Tuesday, October 31, 2017

Happy Reformation Day when "my flesh seems to be on a warpath"

Martin Luther by Ernst Friedrich August Rietschel 1884
HAPPY REFORMATION DAY!

As you celebrate today, enjoy these encouraging words from Martin Luther in his Commentary on St. Paul's Epistle to the Galatians, written around 1538.

When meditating on Galatians 2:20,
I have been crucified with Christ. It is no longer I who live, but Christ who lives in me. And the life I now live in the flesh I live by faith in the Son of God, who loved me and gave himself for me.

Luther contemplated the depth of his sin and the beauty of the gospel,
Paul declares that Christ began and not we. He loved me, and gave Himself for me. He found in me no right mind and no good will. But the good Lord had mercy upon me. Out of pure kindness He loved me, loved me so that He gave Himself for me, that I should be free from the Law, from sin, devil, and death.
The wickedness, error, darkness, ignorance in my mind and my will were so great, that it was quite impossible for me to be saved by any other means than by the inestimable price of Christ’s death.1

Then, in response to Galatians 5:16,
But I say, walk by the Spirit, and you will not gratify the desires of the flesh.

Luther rejoiced in the hope that we have because of the Holy Spirit living in us,
When sin rages in our body and we through the Spirit wrestle against it, then we have cause for hope. The lust of the flesh is not altogether extinct in us. It rises up again and again and wrestles with the Spirit. No man is to despair of salvation just because he is aware of the lust of the flesh. Let him be aware of it so long as he does not yield to it. The passion of lust, wrath, and other vices may shake him, but they are not to get him down. Sin may assail him, but he is not to welcome it. Yes, the better Christian a man is, the more he will experience the heat of the conflict. It happens at times that anger, hatred, impatience, carnal desire, fear, sorrow, or some other lust of the flesh so overwhelms a man that he cannot shake them off, though he try ever so hard. What should he do? Should he despair? God forbid. Let him say to himself: “My flesh seems to be on a warpath against the Spirit again. Go to it, flesh, and rage all you want to. But you are not going to have your way. I follow the leading of the Spirit.” When the flesh begins to cut up the only remedy is to take the sword of the Spirit, the word of salvation, and fight against the flesh.2


Saturday, October 21, 2017

God's grace in Ephesians for the Jita people


We finished the final check of the book of Ephesians in the Jita language!!!
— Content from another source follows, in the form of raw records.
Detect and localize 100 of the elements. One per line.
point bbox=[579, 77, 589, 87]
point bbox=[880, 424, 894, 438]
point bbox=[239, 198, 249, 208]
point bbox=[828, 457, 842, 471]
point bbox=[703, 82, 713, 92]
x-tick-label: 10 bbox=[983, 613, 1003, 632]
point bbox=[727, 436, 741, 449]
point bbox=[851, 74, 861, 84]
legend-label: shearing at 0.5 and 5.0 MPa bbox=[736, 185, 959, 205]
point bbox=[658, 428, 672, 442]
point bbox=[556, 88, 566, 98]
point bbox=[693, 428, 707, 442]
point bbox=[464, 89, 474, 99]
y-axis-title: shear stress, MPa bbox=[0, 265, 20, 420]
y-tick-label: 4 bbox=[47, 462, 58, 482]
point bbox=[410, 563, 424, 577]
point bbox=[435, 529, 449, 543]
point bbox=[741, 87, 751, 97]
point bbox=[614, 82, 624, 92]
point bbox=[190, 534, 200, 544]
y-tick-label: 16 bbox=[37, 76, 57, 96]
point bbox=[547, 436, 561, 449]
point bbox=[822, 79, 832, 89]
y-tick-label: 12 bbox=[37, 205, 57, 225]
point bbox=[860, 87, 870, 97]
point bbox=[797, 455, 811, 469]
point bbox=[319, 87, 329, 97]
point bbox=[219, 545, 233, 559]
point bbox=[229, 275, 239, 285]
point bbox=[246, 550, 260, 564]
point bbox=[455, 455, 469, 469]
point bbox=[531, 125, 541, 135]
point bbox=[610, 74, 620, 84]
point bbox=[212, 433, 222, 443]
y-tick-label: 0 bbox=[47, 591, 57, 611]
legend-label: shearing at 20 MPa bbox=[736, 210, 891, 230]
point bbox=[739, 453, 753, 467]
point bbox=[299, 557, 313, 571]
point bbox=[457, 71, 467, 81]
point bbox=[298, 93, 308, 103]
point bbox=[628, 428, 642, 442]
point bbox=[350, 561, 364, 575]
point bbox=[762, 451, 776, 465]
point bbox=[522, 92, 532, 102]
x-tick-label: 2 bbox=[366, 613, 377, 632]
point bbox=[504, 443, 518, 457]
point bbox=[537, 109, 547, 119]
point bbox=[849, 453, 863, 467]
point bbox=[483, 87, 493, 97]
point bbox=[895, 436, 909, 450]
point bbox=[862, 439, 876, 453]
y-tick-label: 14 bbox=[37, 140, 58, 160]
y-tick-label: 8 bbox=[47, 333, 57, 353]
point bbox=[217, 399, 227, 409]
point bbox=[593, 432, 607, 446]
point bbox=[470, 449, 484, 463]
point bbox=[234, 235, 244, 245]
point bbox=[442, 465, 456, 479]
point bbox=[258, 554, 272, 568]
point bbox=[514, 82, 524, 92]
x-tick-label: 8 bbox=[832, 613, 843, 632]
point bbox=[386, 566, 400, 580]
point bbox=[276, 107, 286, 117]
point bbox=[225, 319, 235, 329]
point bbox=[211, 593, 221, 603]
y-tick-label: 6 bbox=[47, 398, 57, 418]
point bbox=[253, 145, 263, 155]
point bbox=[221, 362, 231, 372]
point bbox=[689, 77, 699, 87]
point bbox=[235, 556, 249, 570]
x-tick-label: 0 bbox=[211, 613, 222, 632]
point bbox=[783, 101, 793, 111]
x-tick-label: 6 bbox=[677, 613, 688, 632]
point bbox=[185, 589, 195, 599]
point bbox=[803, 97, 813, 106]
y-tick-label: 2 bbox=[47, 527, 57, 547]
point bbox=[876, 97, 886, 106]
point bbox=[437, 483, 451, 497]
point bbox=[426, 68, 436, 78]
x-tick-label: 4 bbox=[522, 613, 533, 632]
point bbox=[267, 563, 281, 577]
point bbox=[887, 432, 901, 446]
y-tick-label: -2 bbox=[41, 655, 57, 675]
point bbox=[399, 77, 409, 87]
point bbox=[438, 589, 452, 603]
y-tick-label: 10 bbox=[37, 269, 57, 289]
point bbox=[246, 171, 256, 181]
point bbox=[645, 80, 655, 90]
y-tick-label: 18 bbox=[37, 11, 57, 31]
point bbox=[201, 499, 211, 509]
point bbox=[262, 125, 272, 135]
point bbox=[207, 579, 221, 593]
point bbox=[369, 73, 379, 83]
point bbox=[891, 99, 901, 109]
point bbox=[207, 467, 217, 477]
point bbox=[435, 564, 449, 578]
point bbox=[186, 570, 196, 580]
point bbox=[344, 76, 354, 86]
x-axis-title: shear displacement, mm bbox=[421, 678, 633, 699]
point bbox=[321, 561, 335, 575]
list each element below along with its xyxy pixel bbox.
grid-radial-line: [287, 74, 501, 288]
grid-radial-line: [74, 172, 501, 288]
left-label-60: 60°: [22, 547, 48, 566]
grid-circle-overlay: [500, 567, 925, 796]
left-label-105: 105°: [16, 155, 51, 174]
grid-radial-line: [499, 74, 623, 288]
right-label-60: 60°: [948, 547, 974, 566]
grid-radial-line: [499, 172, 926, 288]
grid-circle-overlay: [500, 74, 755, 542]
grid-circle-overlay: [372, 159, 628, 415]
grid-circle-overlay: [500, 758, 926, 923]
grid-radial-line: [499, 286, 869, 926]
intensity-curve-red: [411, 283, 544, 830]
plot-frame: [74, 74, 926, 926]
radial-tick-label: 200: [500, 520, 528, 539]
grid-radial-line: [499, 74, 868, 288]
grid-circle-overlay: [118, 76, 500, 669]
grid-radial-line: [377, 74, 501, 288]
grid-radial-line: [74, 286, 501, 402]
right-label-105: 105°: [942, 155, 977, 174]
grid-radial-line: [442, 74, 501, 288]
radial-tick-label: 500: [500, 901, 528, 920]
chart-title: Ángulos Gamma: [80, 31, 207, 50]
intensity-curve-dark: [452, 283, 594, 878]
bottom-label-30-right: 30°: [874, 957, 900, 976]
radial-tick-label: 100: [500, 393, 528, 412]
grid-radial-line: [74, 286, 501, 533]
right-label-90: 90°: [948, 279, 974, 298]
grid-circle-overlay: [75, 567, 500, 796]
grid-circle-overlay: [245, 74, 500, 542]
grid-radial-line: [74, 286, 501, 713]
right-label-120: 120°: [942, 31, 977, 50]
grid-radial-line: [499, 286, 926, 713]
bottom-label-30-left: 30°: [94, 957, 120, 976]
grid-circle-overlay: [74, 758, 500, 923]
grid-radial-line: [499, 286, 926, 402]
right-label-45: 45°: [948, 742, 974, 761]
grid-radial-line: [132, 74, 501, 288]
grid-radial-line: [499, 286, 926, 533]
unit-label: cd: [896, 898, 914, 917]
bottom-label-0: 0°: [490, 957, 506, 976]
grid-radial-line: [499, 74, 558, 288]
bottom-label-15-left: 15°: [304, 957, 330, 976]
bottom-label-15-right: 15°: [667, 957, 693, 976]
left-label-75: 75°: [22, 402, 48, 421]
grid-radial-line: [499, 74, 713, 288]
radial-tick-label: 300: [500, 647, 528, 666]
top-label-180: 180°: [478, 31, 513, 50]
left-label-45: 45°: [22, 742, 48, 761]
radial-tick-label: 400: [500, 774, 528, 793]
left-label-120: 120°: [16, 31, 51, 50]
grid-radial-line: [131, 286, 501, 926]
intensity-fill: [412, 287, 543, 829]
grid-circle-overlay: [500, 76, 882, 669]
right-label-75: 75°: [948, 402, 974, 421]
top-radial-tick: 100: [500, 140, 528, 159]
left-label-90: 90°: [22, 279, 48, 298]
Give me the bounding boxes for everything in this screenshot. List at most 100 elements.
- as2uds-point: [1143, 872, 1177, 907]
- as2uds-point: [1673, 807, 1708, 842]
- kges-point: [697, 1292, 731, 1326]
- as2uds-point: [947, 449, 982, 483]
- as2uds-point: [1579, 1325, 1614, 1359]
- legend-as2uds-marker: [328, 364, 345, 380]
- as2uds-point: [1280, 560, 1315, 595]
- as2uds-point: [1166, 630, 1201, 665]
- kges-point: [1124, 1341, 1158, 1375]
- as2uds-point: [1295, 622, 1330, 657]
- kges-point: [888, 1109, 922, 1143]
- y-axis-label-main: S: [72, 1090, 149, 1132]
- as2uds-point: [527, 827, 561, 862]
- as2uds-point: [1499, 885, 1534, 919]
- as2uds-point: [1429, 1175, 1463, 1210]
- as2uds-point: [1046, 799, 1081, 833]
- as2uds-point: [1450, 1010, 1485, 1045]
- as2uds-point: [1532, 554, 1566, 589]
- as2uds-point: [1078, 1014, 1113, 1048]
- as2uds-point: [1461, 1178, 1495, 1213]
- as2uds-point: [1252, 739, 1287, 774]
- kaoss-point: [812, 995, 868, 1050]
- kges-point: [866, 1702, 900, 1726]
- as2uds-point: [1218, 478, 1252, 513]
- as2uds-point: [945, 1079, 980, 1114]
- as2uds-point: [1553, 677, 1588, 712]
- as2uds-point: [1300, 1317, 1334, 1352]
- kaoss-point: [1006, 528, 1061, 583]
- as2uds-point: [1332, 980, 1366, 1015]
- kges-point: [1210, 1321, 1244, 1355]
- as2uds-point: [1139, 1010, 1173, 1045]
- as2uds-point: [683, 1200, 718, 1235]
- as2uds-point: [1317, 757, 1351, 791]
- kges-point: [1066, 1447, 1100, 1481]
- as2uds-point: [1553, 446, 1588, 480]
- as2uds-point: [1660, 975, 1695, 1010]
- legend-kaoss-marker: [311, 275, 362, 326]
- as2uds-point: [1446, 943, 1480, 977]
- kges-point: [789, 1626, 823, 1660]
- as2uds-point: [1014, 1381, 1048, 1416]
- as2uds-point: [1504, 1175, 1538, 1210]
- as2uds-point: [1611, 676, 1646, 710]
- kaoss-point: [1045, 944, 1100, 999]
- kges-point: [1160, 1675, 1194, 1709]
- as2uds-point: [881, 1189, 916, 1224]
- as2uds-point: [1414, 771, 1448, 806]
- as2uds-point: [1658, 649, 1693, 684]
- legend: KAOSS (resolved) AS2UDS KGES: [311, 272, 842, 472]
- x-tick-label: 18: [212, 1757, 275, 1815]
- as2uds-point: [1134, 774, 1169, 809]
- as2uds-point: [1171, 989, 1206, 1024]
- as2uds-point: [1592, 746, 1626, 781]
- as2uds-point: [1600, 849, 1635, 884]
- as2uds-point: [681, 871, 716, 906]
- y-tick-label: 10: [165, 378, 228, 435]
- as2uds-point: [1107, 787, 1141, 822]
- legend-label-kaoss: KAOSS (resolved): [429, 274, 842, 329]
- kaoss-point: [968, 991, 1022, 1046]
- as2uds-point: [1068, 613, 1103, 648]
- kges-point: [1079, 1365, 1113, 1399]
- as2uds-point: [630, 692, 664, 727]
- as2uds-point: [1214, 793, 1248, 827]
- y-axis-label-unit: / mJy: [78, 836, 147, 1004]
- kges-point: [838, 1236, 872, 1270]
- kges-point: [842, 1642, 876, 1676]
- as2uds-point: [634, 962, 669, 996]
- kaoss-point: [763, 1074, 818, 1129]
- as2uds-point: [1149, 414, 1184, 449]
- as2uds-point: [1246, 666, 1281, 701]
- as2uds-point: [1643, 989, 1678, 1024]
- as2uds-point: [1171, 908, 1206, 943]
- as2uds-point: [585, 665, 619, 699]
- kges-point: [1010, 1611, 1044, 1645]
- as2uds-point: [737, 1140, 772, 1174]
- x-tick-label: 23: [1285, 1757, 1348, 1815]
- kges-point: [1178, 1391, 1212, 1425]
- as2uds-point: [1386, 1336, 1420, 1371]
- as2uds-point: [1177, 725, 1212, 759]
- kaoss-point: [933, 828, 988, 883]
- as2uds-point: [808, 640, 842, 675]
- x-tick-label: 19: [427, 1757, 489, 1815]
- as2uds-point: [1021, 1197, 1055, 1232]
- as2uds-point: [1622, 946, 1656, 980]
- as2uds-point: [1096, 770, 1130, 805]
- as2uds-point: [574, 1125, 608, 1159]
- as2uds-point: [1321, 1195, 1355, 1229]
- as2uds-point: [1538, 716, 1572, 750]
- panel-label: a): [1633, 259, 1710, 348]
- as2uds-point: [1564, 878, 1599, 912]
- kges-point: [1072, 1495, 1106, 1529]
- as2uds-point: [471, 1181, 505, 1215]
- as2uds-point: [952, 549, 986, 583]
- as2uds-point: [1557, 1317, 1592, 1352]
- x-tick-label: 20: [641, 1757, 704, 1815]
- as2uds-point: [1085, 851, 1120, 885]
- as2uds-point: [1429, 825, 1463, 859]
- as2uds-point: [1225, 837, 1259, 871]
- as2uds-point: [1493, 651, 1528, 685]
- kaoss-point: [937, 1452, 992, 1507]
I'm still amazed that a guy from the Midwest can sit in an office in Tanzania with a Jita speaker, skyping with a Consultant in the UK, discussing the meaning of Greek words using English and Swahili in order to create a clear and accurate translation in Jita. Amazing! And it's all because of God's grace.

Thankfully, now the Jita people can learn about God's amazing grace from the book of Ephesians.
Abhayefeeso 2:8  
Okubha muchunguuywe kwa obhwitiriranya bhwaye, ku‑njira ya okwikirisya Yeesu. Obhuchungusi obhwo bhutasookere kw‑imwe, tari ni echiyaanwa cha Nyamuwanga kw‑imwe.
Ephesians 2:8
For by grace you have been saved through faith. And this is not your own doing; it is the gift of God.
We faced some big challenges in this book. For example, in English Bibles, Ephesians 2:14-16 is one long, elaborate, complex sentence containing 13 interrelated clauses.
For he himself is our peace, who has made us both one and has broken down in his flesh the dividing wall of hostility by abolishing the law of commandments and ordinances, that he might create in himself one new man in place of the two, so making peace, and might reconcile us both to God in one body through the cross, thereby killing the hostility. 
We spent a LONG time making sure that Paul's intended meaning was accurately captured in the translation and then we spent a LONG time making sure that the translation flowed clearly and naturally.

Then we had a very difficult time in Ephesians 4:19 and 5:3 differentiating between sensuality, sexual immorality, and impurity. How do we describe these things adequately enough in Swahili so that we can find the appropriate words in Jita?

I think I'm most excited about Ephesians 5:18-21, where Paul exhorts the believers to be filled with the Holy Spirit and then describes what real Christian community looks like when we all walk by the Spirit and are led by the Spirit and filled with the Spirit.

mwijusibhwe Mwoyo Mweru
be filled with the Holy Spirit

Thank you for your prayers and partnership with us in bringing this great news to the Jita people.